Eat, Sleep, Poop, Repeat.
I filled that paper out religiously, as if she would have died if I forgot that ½ ounce she sipped for 30 minutes and that one diaper that smelled like poop, and had a little yellow in it, was it a poop? a fart? a shart?? I’ll record it just in case.
But then I remember thinking… Where were the norms on the chart? Where’s the legend? How often should things be happening? OH…. there it was at the bottom – constantly reminding me that something was wrong with my baby I was already failing as a mother, daily. She wasn’t eating enough or for long enough, and didn’t poop nearly as often. I am also certain it was the wrong shade of green and not the right consistency. By the time I left the hospital I was fairly certain my child was headed for a life of failed parenting, not enough food, upset bowels, and constant charting of everything that went in and out of her. Finally at her one month appointment with a doctor that I am certain has defied the laws of age and death, gave me darn near the best piece of parenting advice I have ever received. Ready for it, I know you are, ready…. [quote]“She’s human.”[/quote]

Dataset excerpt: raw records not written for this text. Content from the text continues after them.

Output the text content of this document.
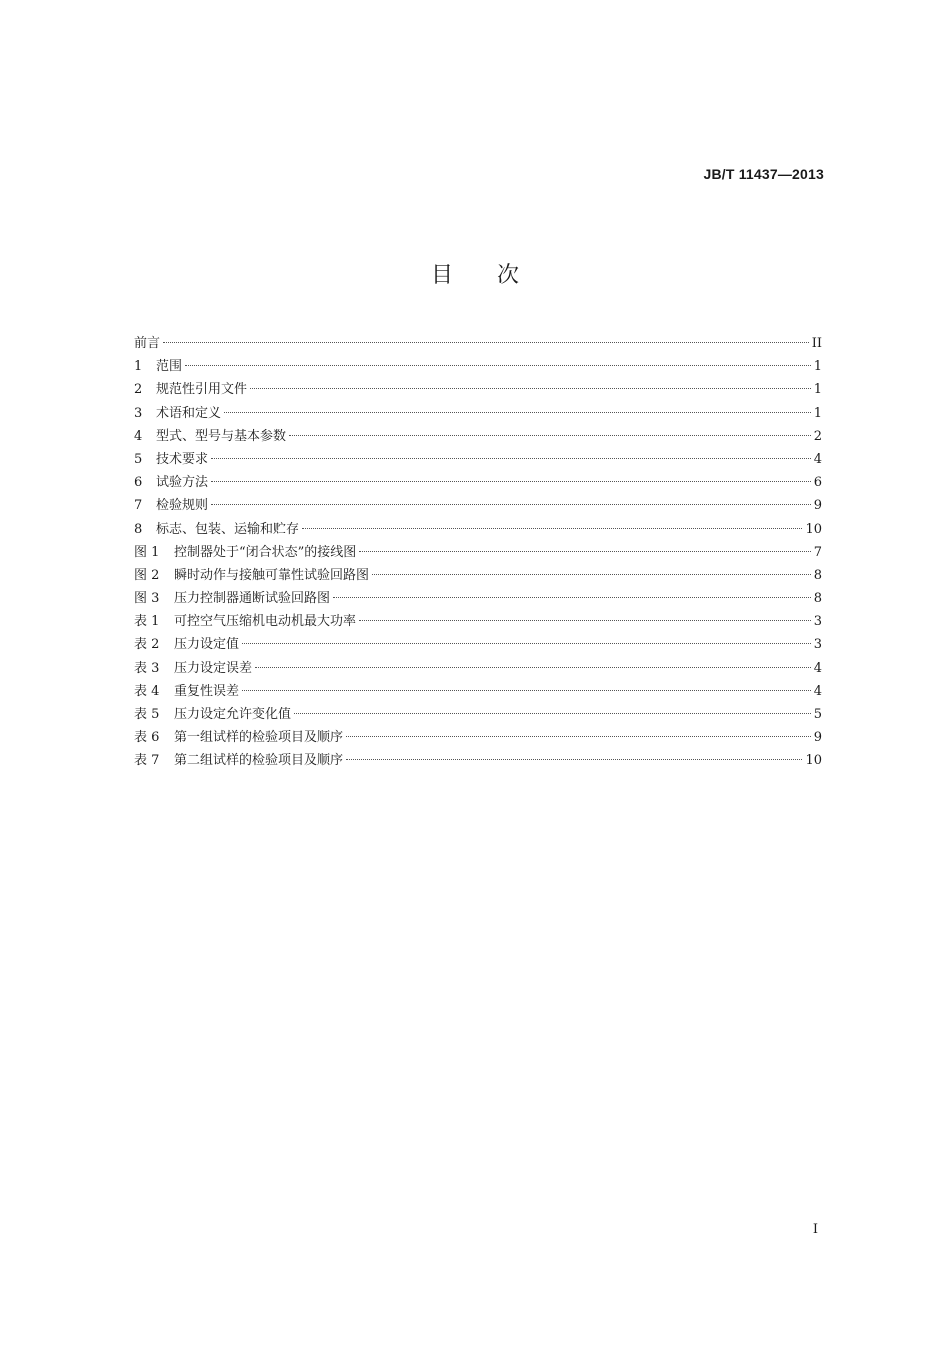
JB/T 11437—2013
目次
前言	II
1 范围	1
2 规范性引用文件	1
3 术语和定义	1
4 型式、型号与基本参数	2
5 技术要求	4
6 试验方法	6
7 检验规则	9
8 标志、包装、运输和贮存	10
图 1 控制器处于“闭合状态”的接线图	7
图 2 瞬时动作与接触可靠性试验回路图	8
图 3 压力控制器通断试验回路图	8
表 1 可控空气压缩机电动机最大功率	3
表 2 压力设定值	3
表 3 压力设定误差	4
表 4 重复性误差	4
表 5 压力设定允许变化值	5
表 6 第一组试样的检验项目及顺序	9
表 7 第二组试样的检验项目及顺序	10
I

Huh? (Exactly what I said, what I thought ….no duh I didn’t give birth to a puppy) So what did this mean *As I stare at him completely confused* He followed it up with this: “She will eat when she’s hungry, she will sleep when she’s tired, and she will poop when it all needs to come out; Our bodies know exactly what to do, and when she cries just try all three, change her, offer her food, rock her; one of them will work”
O-M-G I mean seriously – where the heck has that advice been, I guess all the parenting books would be useless if they put them in that cliff note version – but it was so short and profound all at the same time and what’s better – IT WORKS!
When she cried I always changed her, sometimes that was all it took; other times food, lastly I’d rocked her, sing, sway and BOOM out like a light and crying done.
I have carried this into my parenting routine as my kids have grown up. They will eat when they are hungry, they will potty when they need to (maybe not where you want but they’ll get there), they sleep when they’re tired (maybe not when you are ready for them to be tired but they will sleep), and they will love you more for letting them discover how their bodies act. It is ok to teach your children to listen to their bodies; Become in tune with how to understand what their natural needs and desires are. They learn to pay attention to cues that come from their inside instead of their outside. This often helps prevent overeating, over sleeping, and bathroom issues (typically constipation and infection). There are times where you know what’s best and you will have to overrule them and that’s perfectly fine, but try to give them a chance, let them begin to explore. Start small – Empower your tiny humans to be in control!